Cutting rates would not have made any difference except for the market, which knows and understand only a rate cut. Its an evolving situation and the RBI might need to come out again and probably it does not want to spend all its bullets from the war chest immediately. The RBI knows that its an extraordinary situation and it has assured us today that whenever the situation demands, it will be ready with more. The Governor has sent the message across today that ensuring there is enough liquidity in the system in more important than cutting rates.

What RBI has done instead:

Second round of 6-months sell-buy US dollar swap operations on March 23rd.

This is a move in the right direction as it will ease the pressure on the rupee. Over the past few days, the rupee has been beaten down and it happens every time a situation of risk aversion arises. Last week, RBI announced a $2-billion swap for six months and today’s announcement in the second round. This helps anchor the rupee vis-à-vis the dollar – the RBI will sell dollars on 23rd March and will buy them back either six months later or maybe roll over.

To carry out Long Term Repo Operations (LTRO) worth up to Rs.1 lakh crore at policy rates.

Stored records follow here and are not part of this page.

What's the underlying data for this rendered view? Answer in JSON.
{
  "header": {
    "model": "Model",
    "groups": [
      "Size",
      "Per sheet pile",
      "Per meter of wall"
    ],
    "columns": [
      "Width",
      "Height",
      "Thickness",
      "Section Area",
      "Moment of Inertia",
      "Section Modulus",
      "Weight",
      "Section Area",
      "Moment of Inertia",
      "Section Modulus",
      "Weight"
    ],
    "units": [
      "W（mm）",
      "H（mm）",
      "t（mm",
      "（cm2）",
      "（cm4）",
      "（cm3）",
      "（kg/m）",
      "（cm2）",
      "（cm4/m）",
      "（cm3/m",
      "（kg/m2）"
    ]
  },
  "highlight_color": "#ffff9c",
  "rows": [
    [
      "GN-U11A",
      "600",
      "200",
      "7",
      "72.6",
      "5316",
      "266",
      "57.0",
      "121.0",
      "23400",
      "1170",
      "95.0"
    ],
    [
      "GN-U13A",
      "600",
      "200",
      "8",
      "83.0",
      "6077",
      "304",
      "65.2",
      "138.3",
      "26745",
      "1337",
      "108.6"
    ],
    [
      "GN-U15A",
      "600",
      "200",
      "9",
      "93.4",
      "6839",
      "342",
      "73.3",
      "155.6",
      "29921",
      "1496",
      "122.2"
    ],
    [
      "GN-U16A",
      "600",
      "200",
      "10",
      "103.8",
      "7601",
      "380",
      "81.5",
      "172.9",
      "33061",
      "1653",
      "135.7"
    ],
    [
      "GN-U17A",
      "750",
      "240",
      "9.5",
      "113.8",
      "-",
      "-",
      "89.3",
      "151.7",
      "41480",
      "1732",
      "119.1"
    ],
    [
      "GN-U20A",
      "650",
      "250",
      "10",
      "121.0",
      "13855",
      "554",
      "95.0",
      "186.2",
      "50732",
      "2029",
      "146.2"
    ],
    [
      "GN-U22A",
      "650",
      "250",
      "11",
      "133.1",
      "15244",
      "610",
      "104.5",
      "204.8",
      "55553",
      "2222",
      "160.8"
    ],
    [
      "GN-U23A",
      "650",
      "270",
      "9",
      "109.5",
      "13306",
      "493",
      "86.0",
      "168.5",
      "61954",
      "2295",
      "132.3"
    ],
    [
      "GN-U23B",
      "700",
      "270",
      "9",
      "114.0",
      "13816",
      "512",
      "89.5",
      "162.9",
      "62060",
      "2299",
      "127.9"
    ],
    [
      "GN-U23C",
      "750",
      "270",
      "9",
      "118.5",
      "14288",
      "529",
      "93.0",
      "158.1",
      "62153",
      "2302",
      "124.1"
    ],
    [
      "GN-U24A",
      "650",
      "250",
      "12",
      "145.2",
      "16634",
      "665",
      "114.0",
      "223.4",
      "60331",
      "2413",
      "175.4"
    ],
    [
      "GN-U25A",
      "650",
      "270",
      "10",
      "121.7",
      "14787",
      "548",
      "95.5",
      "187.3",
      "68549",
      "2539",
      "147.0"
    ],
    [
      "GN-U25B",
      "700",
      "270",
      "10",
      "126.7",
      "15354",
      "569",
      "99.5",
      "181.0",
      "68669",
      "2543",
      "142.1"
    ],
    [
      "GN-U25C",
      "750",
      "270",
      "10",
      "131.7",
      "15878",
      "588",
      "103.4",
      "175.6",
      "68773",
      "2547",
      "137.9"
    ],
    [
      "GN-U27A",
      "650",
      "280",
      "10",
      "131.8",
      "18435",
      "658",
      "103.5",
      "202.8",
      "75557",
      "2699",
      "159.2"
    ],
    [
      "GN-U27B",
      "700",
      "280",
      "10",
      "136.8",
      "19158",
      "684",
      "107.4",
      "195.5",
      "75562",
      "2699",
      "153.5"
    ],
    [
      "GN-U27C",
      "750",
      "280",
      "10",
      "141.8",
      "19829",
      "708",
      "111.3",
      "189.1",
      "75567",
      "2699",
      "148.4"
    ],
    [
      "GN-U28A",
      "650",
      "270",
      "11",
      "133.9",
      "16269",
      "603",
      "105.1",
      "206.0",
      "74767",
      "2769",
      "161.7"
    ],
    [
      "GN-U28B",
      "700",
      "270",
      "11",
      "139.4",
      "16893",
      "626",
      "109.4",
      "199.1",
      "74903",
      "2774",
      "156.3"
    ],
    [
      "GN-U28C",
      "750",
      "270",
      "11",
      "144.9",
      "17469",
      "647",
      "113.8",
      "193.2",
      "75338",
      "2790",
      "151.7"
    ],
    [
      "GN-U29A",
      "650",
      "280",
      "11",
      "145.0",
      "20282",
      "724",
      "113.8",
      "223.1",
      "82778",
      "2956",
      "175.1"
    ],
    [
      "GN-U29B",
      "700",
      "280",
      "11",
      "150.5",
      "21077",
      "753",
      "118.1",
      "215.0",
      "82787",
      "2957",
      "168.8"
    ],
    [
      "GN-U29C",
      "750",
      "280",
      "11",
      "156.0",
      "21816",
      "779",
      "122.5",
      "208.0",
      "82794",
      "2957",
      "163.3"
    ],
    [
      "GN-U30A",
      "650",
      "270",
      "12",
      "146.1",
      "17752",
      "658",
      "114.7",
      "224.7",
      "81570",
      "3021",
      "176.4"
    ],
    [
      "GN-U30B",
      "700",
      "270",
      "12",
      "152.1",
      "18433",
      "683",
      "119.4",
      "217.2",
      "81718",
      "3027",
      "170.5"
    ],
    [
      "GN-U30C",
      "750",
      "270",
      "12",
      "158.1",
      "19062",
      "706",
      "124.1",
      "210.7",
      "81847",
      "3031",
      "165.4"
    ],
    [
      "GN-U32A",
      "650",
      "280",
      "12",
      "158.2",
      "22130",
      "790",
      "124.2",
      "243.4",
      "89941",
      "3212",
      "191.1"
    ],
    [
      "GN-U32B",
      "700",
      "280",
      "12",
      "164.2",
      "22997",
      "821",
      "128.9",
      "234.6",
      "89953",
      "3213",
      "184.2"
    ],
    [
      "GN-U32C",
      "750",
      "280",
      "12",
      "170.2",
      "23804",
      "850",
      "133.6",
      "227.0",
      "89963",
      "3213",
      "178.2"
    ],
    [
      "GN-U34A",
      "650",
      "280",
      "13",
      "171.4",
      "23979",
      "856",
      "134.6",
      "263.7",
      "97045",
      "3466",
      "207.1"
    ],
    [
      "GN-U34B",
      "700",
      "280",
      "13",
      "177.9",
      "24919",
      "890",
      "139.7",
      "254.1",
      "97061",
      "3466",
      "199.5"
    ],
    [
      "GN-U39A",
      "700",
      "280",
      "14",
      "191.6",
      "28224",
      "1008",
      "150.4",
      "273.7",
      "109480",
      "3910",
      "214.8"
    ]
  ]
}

Under LTRO, RBI gives 1-to-3 year loan to banks but at the prevailing repo rates. Collateral is govt securities of similar tenure. This will actually help in better transmission of the 139 bps rate cuts it has given since Jan 2019. More importantly, it will bring down the yields for shorter-term securities in the bond market. When banks get infused with low-cost funds and to perk up credit offtake, this is the best way to bring down rates on loans.

Thus RBI did the right thing today. Ensuring transmission of the past rate cuts through liquidity and keeping a handle on the rupee are excellent moves in these troubled times.

There is more to RBI than merely cutting repo rates; lets understand that the RBI has more tools and instead of knee-jerk, sentiment boosting fiscal measures, it is doing what is actually required. And yes, if this also does not work, on 3rd April or even before that, more actions, a rate cut will also follow.